The wide waters deep below, bathed in the green and gold of the sinking sun, were calm, almost unruffled, unusual indeed for the North Sea, while about us the birds were singing their evening song, and the cattle in the fields were lying down in peace. There was not a breath of wind. The calmness was the same as the perfect calmness of our own hearts.

“How still it is, Owen,” remarked my love, after sitting in silence for a few minutes. From where we sat we could see that it was high tide, and the waves were lazily lapping the base of the cliffs deep below. Now and then a gull would circle about us with its shrill, plaintive cry, while far on the distant horizon lay the trail of smoke from a passing steamer. “How delightful it is to be here – alone with you!”

My arm stole round her slim waist, and my lips met hers in a fond, passionate caress. She looked very dainty in a plain walking costume of cream serge, with a boa of ostrich feathers about her throat, and a large straw hat trimmed with autumn flowers. It was exceptionally warm for the time of year; yet at night, on the breezy East Coast, there is a cold nip in the air even in the height of summer.
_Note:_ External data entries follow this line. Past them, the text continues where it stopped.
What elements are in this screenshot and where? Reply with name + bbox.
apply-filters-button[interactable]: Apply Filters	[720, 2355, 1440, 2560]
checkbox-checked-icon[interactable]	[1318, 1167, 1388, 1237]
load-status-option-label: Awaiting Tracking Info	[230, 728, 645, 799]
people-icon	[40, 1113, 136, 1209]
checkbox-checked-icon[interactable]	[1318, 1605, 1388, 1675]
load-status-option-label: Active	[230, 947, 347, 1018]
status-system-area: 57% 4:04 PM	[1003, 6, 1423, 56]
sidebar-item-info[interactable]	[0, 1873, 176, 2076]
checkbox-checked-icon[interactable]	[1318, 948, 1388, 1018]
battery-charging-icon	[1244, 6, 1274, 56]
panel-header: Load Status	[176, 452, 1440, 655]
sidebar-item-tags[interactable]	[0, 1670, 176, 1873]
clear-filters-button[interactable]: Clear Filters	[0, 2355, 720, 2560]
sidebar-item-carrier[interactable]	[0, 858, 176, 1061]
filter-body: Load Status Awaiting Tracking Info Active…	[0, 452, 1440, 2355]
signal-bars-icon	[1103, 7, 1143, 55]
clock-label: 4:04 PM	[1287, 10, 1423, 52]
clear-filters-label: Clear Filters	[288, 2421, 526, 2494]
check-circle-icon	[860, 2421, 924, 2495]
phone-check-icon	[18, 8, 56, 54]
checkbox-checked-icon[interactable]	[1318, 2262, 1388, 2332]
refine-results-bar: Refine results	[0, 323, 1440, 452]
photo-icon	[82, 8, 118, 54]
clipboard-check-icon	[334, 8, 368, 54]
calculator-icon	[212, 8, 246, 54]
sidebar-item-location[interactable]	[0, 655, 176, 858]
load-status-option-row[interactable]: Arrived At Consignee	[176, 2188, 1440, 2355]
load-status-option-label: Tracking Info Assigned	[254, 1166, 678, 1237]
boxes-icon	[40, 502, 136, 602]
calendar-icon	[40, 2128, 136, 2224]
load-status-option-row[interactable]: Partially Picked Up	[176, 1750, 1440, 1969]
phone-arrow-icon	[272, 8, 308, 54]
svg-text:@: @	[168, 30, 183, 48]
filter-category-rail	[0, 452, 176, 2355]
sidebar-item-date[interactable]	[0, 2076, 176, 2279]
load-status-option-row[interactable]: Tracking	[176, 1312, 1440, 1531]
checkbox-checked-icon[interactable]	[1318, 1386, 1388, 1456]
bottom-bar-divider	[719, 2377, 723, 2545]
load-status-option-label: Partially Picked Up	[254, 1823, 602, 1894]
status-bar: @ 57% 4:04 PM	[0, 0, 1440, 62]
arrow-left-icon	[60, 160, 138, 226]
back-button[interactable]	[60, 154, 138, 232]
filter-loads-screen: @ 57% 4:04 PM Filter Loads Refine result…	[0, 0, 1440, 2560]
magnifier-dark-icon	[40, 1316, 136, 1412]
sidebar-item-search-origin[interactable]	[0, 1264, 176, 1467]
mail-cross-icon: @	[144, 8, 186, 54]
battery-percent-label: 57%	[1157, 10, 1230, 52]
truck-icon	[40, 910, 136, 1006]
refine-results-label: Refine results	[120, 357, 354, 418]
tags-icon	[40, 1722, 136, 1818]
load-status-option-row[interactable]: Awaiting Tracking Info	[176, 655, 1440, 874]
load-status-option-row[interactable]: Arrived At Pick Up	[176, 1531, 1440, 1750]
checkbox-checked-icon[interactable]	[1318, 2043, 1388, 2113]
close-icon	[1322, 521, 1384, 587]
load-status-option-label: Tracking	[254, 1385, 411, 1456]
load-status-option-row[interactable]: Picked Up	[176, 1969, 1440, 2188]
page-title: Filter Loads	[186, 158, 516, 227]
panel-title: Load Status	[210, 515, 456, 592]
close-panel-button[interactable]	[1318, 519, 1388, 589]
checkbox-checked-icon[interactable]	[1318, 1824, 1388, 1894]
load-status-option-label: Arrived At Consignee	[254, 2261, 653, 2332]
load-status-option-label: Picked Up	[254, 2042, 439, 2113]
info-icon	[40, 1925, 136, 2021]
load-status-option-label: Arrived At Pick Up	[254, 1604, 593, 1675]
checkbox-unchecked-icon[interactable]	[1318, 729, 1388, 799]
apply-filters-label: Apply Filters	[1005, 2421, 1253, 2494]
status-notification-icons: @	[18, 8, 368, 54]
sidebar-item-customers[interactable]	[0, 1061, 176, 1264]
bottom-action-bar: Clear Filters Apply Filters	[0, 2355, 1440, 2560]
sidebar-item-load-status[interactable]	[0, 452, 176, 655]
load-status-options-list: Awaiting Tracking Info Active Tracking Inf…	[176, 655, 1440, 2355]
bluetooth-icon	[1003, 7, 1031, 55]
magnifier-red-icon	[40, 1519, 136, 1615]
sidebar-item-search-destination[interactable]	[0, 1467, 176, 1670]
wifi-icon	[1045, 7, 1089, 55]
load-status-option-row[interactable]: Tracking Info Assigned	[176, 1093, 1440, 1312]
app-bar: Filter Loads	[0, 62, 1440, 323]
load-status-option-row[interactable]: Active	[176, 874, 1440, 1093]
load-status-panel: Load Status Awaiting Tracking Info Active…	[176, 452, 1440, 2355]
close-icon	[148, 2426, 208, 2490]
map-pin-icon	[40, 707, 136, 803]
That afternoon we had, by favour of its owner, Mr. George Beeforth, one of the pioneers of Scarborough, wandered through the beautiful private gardens of the Belvedere, which, with their rose-walks, lawns and plantations, stretched from the promenade down to the sea, and had spent some charming hours in what its genial owner called “the sun-trap.” In all the north of England there are surely no more beautiful gardens beside the sea than those, and happily their good-natured owner is never averse to granting a stranger permission to visit them.

As we now sat upon that stile our hearts were too full for words, devoted as we were to each other.

“Owen,” my wife exclaimed at last, her soft little hand upon my shoulder as she looked up into my face, “are you certain you will never regret marrying me?”

“Why, of course not, dearest,” I said quickly, looking into her great wide-open eyes.

“But – but, somehow – ”

“Somehow, what?” I asked slowly.

“Well,” she sighed, gazing away towards the far-off horizon, her wonderful eyes bluer than the sea itself, “I have a strange, indescribable feeling of impending evil – a presage of disaster.”